Research over the last two decades recently compiled and reviewed by the Agency of Healthcare Research and Quality shows consistent reductions in what providers charge plans after they move to bundled prospective payments for health treatment.
The data is interesting because as health cost growth increasingly burdens health plans and insurers, they more actively support bundled payment systems that pay for care on an episodic basis, often contingent on quality outcomes and practices.
AHRQ’s overview, however, does not suggest how the best ways plans and payers can deploy bundled payments to achieve cost control and quality.

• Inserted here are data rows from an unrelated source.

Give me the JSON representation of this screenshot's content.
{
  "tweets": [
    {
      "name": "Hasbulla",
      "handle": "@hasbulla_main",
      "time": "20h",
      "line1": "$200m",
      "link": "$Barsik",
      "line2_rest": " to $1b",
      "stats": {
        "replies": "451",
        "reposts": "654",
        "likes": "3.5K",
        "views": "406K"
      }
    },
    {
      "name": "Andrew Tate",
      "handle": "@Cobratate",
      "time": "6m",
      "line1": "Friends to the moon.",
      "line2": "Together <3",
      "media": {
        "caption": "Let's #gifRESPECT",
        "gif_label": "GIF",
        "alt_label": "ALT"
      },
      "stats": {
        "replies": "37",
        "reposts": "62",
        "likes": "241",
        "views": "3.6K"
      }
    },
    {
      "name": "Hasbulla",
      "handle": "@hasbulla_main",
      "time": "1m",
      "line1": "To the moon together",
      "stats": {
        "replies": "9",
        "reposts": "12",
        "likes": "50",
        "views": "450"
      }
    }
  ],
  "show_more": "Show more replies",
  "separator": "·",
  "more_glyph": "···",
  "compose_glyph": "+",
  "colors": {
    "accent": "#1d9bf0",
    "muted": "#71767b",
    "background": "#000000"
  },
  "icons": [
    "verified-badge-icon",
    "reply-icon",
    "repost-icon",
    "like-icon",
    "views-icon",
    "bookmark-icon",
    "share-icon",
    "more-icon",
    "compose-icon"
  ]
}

Plans, Payers Call for Payment Reform
Payment reform is frequently cited as one of the most important steps to bringing health costs down for commercial health insurers and employer-sponsored group health plans. Using more bundled payment methods is seen as key to giving employer plans a system in which they will compensate providers only for effective, efficient care. Bundled payments would give plans more reliability in what they are paying, allow them to avoid paying for unnecessary visits and strengthen their hand in avoiding payments for complications and errors, advocates say.
A bundled payment system covers all services needed to get a sick patient well. It creates incentives for providers to streamline care processes and eliminate waste. Many of today’s bundled payment models include quality measures and required hospital protocols to ensure patients are not getting shortchanged on care (in response to incentives to do less), according to this 2009 article by Harold Miller, president and CEO of the Network for Regional Healthcare Development in Pittsburgh, published in Health Affairs.
Outcome-driven reimbursement (of which bundled payment is a part) is widely regarded as important for health payers, and most plan analysts support more bundling and linking payments to quality outcomes.
Data Does Not Portray Blazing Efficiencies
In its report, AHRQ said bundled payment is a promising strategy for reducing health spending. However, effects may not be the same in future programs that differ from those included in this review.
The evidence clearly suggested that the transition from fee-for-service to a bundled payment method was generally associated with a decline in spending of 10 percent or less.
Bundled payment was associated with a decrease in utilization of services included in the bundle … reductions in length of stay or utilization of specific services.
However the impact on quality was uncertain. Some payment changes caused some quality measures to improve, but worsened others. There were inconsistent conclusions about the effect of bundled payment on related quality measures, AHRQ reported.
The agency said the studies did not offer useful guidance on deploying bundled payment systems. For example, most of the studies looked at the effect of bundled payments on a single provider; only four looked at multiple providers. Data was lacking on the impact of bundle design; impacts on quality were not measured.
In order to get more helpful results on the effects of adopting bundled payments, the agency suggests using: (1) standardized measures of quality and cost impacts; (2) better measures for quality outcomes; (3) longer time horizons; and (4) measurements of different impacts on various strata of patients.
That said, the data may be useful for plans that are working closely with a local hospital on streamlining care processes in an effort to curb costs and make them more predictable, AHRQ said in its report.
Bundling Has Risks for Plans Too
In spite of their benefits, bundled methods are susceptible to their own forms of misuse that are dangerous and costly to plans. Those may include underuse of effective services within the bundle, AHRQ said, and the avoidance of high-risk patients. Providers may upcode diagnoses in order to use a higher billing code. Component parts of a diagnosis-related group of services may be billed separately, another source of waste.
The takeaway for plans and payers is: when implementing a bundled payment system, it is important to see to it that such systems do not result in a decrease in quality of care or provider shifting of utilization to other settings of care.
AHRQ compiled results from 58 studies, most of which showed costs going down less than 10 percent after an institution moved to bundled payment systems. AHRQ looked at data from public payers that have long adopted such systems for hospitals and nursing homes. It included data on system adoption in facilities in Europe and Asia as well. AHRQ is an agency within the U.S. Department of Health and Human Services.